Healthcare provision in times of austerity

Since the early 1960s health care expenditures have been rising faster than inflation, and they now cost +/- 10% of GDP across Europe. On average, about 75% of the budget is spent on inpatient and outpatient care while the remaining 25% goes towards biopharmaceuticals and medical technology . One of the reasons of course, is that Europe has an ageing population to look after and this means there are a rising number of chronic diseases. However, increasing expectations about healthcare quality, and expensive medical technology are other factors increasing the cost of healthcare expenditure.

It was just after World War II that politicians, with the public’s blessing, created a specific funding scheme based on solidarity between the healthy population and society’s citizens confronted with health issues.
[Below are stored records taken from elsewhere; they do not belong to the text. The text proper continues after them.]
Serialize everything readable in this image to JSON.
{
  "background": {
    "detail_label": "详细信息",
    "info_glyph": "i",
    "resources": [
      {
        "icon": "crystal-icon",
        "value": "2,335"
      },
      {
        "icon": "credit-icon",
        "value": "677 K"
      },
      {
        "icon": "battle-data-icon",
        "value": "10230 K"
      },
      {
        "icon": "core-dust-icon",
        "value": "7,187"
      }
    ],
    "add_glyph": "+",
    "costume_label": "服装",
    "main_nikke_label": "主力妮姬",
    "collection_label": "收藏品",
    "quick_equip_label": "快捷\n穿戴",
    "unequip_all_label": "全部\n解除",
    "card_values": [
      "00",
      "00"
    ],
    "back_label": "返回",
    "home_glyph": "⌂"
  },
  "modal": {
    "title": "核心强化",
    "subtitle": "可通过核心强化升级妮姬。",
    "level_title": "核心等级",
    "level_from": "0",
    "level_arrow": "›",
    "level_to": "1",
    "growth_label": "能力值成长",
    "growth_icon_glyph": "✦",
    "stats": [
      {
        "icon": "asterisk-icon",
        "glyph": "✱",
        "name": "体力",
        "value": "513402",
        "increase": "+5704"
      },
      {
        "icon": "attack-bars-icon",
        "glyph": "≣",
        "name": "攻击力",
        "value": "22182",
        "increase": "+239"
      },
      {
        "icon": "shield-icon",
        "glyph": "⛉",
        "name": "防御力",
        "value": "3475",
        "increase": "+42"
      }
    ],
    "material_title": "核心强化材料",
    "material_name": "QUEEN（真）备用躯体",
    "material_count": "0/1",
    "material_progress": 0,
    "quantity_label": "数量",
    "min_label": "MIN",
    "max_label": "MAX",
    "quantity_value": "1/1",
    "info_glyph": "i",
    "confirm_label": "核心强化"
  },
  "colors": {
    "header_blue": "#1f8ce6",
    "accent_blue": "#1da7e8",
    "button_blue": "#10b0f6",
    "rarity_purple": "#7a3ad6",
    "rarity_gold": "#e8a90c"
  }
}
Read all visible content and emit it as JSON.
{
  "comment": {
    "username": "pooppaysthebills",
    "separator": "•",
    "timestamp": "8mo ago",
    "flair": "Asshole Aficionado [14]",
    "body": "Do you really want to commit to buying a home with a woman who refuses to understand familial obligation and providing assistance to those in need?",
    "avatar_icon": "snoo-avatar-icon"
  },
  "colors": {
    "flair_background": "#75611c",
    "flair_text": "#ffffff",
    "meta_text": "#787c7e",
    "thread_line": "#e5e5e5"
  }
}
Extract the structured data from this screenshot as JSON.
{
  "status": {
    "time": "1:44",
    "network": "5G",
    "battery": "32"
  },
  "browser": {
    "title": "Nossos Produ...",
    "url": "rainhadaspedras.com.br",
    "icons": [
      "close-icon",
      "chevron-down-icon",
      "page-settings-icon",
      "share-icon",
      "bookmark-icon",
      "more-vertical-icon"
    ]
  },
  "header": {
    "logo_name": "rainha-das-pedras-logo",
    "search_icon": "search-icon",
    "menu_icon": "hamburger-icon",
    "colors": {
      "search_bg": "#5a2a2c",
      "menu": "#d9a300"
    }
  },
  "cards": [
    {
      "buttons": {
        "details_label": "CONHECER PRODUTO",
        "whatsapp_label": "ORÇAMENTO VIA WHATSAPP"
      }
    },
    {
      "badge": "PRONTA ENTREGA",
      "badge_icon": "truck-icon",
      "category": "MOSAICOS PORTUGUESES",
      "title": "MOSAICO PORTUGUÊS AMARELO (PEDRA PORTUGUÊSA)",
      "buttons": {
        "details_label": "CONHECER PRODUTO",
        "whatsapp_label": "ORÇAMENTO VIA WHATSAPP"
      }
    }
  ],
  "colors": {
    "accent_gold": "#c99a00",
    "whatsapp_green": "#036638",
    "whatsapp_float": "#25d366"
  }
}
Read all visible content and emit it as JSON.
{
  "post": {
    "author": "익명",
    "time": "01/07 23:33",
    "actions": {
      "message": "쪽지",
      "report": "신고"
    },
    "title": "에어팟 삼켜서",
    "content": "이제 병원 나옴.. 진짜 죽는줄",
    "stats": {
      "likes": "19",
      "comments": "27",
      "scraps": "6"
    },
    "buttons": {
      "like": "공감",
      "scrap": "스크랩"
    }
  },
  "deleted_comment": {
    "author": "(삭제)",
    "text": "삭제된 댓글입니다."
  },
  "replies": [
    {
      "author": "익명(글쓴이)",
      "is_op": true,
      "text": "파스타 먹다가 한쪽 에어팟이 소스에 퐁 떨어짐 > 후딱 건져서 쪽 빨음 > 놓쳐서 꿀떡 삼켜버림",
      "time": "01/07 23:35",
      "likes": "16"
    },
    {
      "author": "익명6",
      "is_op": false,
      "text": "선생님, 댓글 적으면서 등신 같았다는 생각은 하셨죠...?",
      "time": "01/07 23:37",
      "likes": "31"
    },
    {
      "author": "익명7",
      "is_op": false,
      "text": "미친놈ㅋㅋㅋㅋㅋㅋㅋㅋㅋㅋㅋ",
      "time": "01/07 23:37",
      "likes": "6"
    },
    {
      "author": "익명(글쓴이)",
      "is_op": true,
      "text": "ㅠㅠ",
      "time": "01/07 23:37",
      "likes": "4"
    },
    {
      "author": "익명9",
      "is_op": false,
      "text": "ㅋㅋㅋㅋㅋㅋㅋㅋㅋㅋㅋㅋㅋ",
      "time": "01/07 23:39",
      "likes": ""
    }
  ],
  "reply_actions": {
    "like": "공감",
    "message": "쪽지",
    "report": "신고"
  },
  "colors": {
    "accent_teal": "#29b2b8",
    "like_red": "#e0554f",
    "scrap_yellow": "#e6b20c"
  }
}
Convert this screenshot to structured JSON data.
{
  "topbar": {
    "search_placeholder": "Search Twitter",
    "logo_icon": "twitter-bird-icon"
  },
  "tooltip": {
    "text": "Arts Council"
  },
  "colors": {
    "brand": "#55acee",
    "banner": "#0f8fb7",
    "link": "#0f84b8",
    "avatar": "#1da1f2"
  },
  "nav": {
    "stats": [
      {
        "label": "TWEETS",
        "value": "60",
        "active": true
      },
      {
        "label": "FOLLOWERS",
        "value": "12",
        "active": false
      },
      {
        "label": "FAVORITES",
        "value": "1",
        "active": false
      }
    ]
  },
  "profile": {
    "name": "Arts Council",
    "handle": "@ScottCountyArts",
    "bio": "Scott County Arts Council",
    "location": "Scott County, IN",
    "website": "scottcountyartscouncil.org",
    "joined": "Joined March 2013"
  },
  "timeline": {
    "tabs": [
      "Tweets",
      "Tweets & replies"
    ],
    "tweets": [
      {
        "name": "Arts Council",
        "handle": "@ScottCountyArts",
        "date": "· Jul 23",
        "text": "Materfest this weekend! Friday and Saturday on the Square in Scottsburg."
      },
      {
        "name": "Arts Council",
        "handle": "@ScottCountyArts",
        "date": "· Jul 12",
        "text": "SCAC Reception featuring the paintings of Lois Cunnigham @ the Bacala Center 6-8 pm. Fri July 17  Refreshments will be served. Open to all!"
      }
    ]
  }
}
The question now though is whether future generations will still be able to guarantee this societal scheme, underpinning as it does, one of society’s most cherished values: universal healthcare.

Everyone is thinking about, and working out what they need to do. For medical technology companies for example, there needs to be the right balance between business value and societal value; in management terms, this calls for a so-called “non-market-strategy” that recognizes “the public good” as one of society’s basic social values. Such an approach beaches the old antithesis between authorities and regulators on one side, and manufacturers on the other side. In the past, this inspired an opposition between the healthcare sector that naturally qualified itself as “not for profit”, and medical technology sectors seen as “for profit”.


While the future is surely with wet technology (that is, within the body), it does take significantly more time to get them approved by the regulatory authorities. It is natural therefore that we hear more – at least for now – of non-wet technologies such as mobile interfaces, “wearables”, and the Internet of things containing sensors.  

For medical innovation to thrive, life science businesses need to better appreciate their contribution to society, with the new paradox lying in genuinely collaborative schemes between health insurers, payers and enterprises. With austerity ruling the roost, most often amongst healthcare payers, the challenge for medical technology manufacturers is to provide specific evidence that their potentially life-saving but high-cost targeted therapeutics actually work in real life, in the actual patient population.

It’s a Catch 22 situation: often the overall evidence base available at registration is insufficient to accurately estimate the real-life clinical effectiveness of a drug in practice or its budget impact in real life. This uncertainty, due to this lack of information on effectiveness, may delay reimbursement decisions and patient access and lead to delays and the threat of non-inclusion in positive lists. This eventually will lead to a dis-incentivised industry from investing in high-risk (but highly needed) diseases with low market potential.

There is a clear opportunity here for medical innovators to establish formal arrangements between regulators, payers and manufacturers and share the financial risks if these new medical technologies are to be developed and introduced in order to enable access to new medical treatments, particularly so in these days of austerity.


What we consume in terms of food and drink is of obvious importance to everyone concerned about their health, and this fact has obviously not been lost on the food and pharmaceutical companies. Some food suppliers – like Nestlé – have seized the opportunity and are working hard at delivering positive benefit foods, while others are shying away from nutraceuticals. Interestingly, many pharma companies are developing their own “effective” foods, particularly in areas requiring special diets and treatments.